Everything outside was quiet except for the low chirping of cicadas somewhere in the distance, the rustling of the chickens in their coop, and the shuffling of their boots on the rocks beneath them. The sky was too cloudy to see the stars, but Jake looked up anyway to watch the moon peak out from behind them as they drifted past, illuminating small portions of the world beneath it with the little bit of light it could spare. There was something so serene about the night time in the country that made Jake want to roll a sleeping bag out on the lawn and fall asleep in it. It was peaceful, but unnerving—too perfect to be the same as the life it lived during the day when everything roared back to life to disturb it.

But there was also something so inherently dangerous about the nothingness of it all. As Jake stared into the woods behind the barn, he couldn't help but think about someone popping out of the woods to kill them and that all he would have to defend himself was a stupid flashlight. Whether from the shiver down his spine or by instinct of approaching the barn door, Jake turned the flashlight on and angled it up for Aaron to see.

"Ahh..." Aaron sighed out. "I can see the problem already."

Jake stayed quiet as they reached the door, but Aaron reached out to mess with the door handle to slide it open a little.

"Better to do it this weekend when the sun's out though."

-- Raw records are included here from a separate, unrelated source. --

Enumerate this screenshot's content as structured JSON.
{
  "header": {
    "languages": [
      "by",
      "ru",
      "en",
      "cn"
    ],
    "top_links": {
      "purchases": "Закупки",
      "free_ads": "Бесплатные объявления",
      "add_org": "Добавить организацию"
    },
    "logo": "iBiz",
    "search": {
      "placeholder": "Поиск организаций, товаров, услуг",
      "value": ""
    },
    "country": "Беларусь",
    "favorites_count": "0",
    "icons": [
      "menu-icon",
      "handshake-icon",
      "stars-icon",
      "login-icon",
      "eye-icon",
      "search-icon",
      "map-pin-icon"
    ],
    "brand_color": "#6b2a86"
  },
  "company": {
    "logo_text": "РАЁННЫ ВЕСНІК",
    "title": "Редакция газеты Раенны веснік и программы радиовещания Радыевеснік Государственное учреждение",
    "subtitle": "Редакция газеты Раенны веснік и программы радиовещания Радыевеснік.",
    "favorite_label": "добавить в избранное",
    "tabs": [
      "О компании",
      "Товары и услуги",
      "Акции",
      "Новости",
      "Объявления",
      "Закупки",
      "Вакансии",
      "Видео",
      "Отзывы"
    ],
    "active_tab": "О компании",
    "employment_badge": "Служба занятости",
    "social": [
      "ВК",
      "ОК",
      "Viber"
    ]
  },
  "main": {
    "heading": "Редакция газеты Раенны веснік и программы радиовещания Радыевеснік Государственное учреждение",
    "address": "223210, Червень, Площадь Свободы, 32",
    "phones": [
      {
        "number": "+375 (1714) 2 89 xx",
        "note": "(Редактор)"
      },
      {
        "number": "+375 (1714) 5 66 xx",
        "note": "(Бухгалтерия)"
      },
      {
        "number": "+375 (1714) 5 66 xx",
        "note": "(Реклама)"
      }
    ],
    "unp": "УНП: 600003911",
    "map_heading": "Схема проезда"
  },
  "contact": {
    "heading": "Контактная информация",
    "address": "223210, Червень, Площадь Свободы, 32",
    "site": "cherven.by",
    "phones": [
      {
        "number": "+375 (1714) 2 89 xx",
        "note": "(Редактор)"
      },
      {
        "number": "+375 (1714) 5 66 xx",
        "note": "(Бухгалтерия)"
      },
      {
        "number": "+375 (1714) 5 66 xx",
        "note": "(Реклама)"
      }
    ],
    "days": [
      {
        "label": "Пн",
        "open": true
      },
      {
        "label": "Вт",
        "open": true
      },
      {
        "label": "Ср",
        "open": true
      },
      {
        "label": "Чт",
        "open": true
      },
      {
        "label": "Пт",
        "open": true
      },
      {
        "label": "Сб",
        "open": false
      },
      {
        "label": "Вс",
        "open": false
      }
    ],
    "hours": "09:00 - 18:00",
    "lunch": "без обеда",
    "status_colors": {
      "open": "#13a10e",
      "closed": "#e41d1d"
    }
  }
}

"What?" Jake scanned the door over with the flashlight.

"Yeah, one of the doors's crooked. She said it was still running on the track, but it ain't."

"Well, she's not the sharpest tool in the shed sometimes."

"Ain't no shame in that." Aaron grinned.

Of course you'd find that funny. You're the dullest tool I know.

They stood there a little longer just staring at it like an equation neither of them wanted to even begin to solve. Aaron tried pushing it back and forth a few times, but came to the same conclusion every time. It wasn't going to be tonight's problem. Eventually, he shrugged and turned to walk away, leaving Jake staring at the door with his eyes squinted at their pointless excursion.

Jake knew the only reason Aaron dragged him out here was to get away from whatever that conversation inside was going to turn into. Whatever his mother had said bothered him, but Jake knew he couldn't ask him to elaborate as to why. It was an unspoken agreement between the two of them to never talk about their feelings. They only broke it on occasion—either when they were too drunk to remember it or shit was really hitting the fan. They never had to ask what the other was suffering through, they could pick it up from a mile away and let it linger in silence so neither of them had to crack that fragile construction of 'I'm fine.' They never talked about the things in life that made them uncomfortable or scared. They wallowed in it by themselves with the other's company enough to suffice as comfort.

There was a mutual understanding that 'if you ever saw me having feelings, no you didn't.' It kept them alive. It kept them safe. It was a small thing that Jake had grown to hate just as much as he loved it all the same.